Investment in new energy-efficient, greenhouse gas mitigation strategies by oilsands producers could net them some important profits, according to a model developed by a research group at the University of Alberta. There is also the potential for average greenhouse gas mitigation of 7.6 million tonnes per year.
Engineering professor Amit Kumar and his team investigated 15 strategies covering all areas of the oilsands sector—in situ extraction, upgrading and surface mining—and found that each strategy could financially benefit oil sands extraction operations, writes a statement.
In their paper, Kumar’s group predicts that if the strategies are implemented, there is potential to reduce cumulative energy consumption in the oilsands by eight percent and greenhouse gas emissions by seven percent by 2050. The average greenhouse gas mitigation would be 7.6 million tonnes per year.
According to the Government of Alberta, oilsands operations currently emit approximately 70 million tonnes per year.
Research engineer Matthew Davis, one of the authors of the study, explained that the strategies examined—each with short payback periods—were all based on upgrading existing technologies, increasing energy efficiencies of current day-to-day operations, and processes.

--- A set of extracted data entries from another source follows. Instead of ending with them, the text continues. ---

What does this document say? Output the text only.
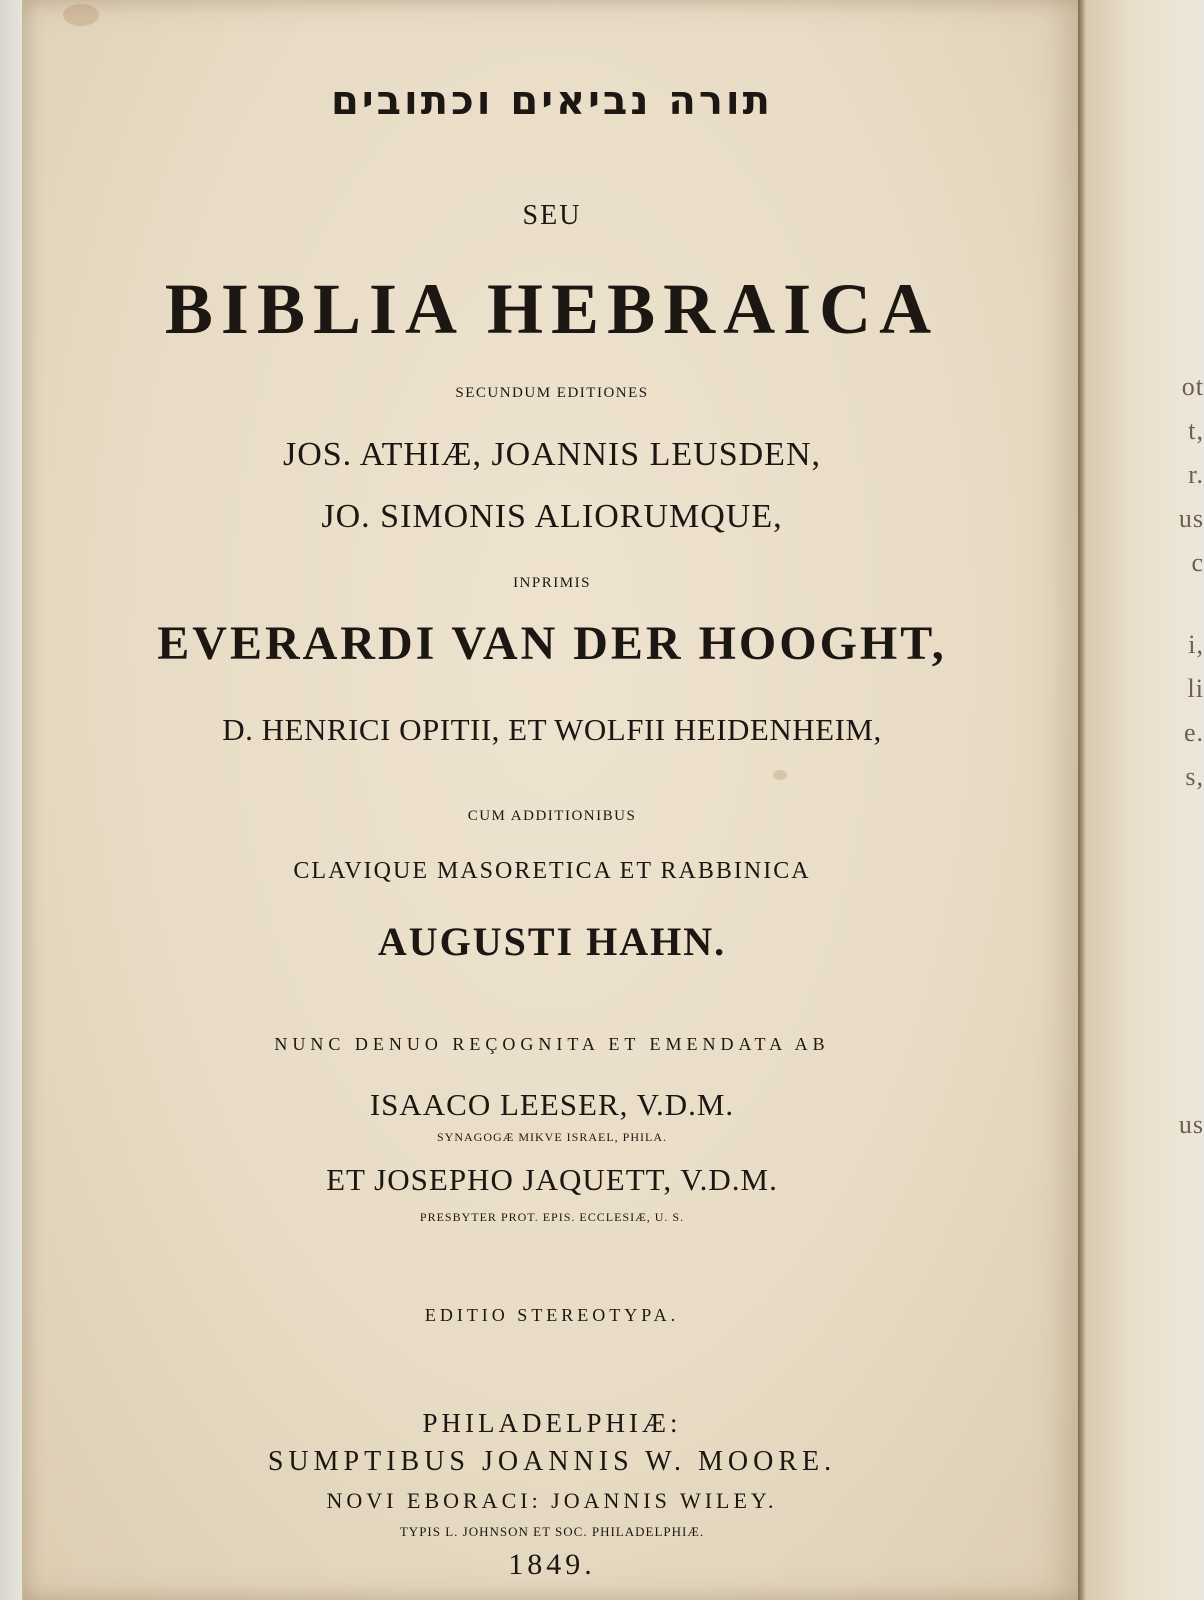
ot
t,
r.
us
c
i,
li
e.
s,
us
תורה נביאים וכתובים
SEU
BIBLIA HEBRAICA
SECUNDUM EDITIONES
JOS. ATHIÆ, JOANNIS LEUSDEN,
JO. SIMONIS ALIORUMQUE,
INPRIMIS
EVERARDI VAN DER HOOGHT,
D. HENRICI OPITII, ET WOLFII HEIDENHEIM,
CUM ADDITIONIBUS
CLAVIQUE MASORETICA ET RABBINICA
AUGUSTI HAHN.
NUNC DENUO REÇOGNITA ET EMENDATA AB
ISAACO LEESER, V.D.M.
SYNAGOGÆ MIKVE ISRAEL, PHILA.
ET JOSEPHO JAQUETT, V.D.M.
PRESBYTER PROT. EPIS. ECCLESIÆ, U. S.
EDITIO STEREOTYPA.
PHILADELPHIÆ:
SUMPTIBUS JOANNIS W. MOORE.
NOVI EBORACI: JOANNIS WILEY.
TYPIS L. JOHNSON ET SOC. PHILADELPHIÆ.
1849.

“These are all things that we see as being able to be implemented within a very short time frame,” he said.
The best strategies identified were improved in situ heat exchange networks and utility-based improvements, which showed greenhouse gas mitigation potentials of 72.9 and 85.9 million tonnes at a cost saving by 2050. These savings are comparable to a federal carbon tax, which would cost producers $50 per tonne for chargeable emissions by 2022.
To build the data-intensive, technology-based model on which they made their findings, the team built a sector-wide model of all the energy inputs and energy end-uses in oilsands extraction processes.
The energy use model was then applied to the next step of the process, the projection of energy use and greenhouse gas emissions until 2050.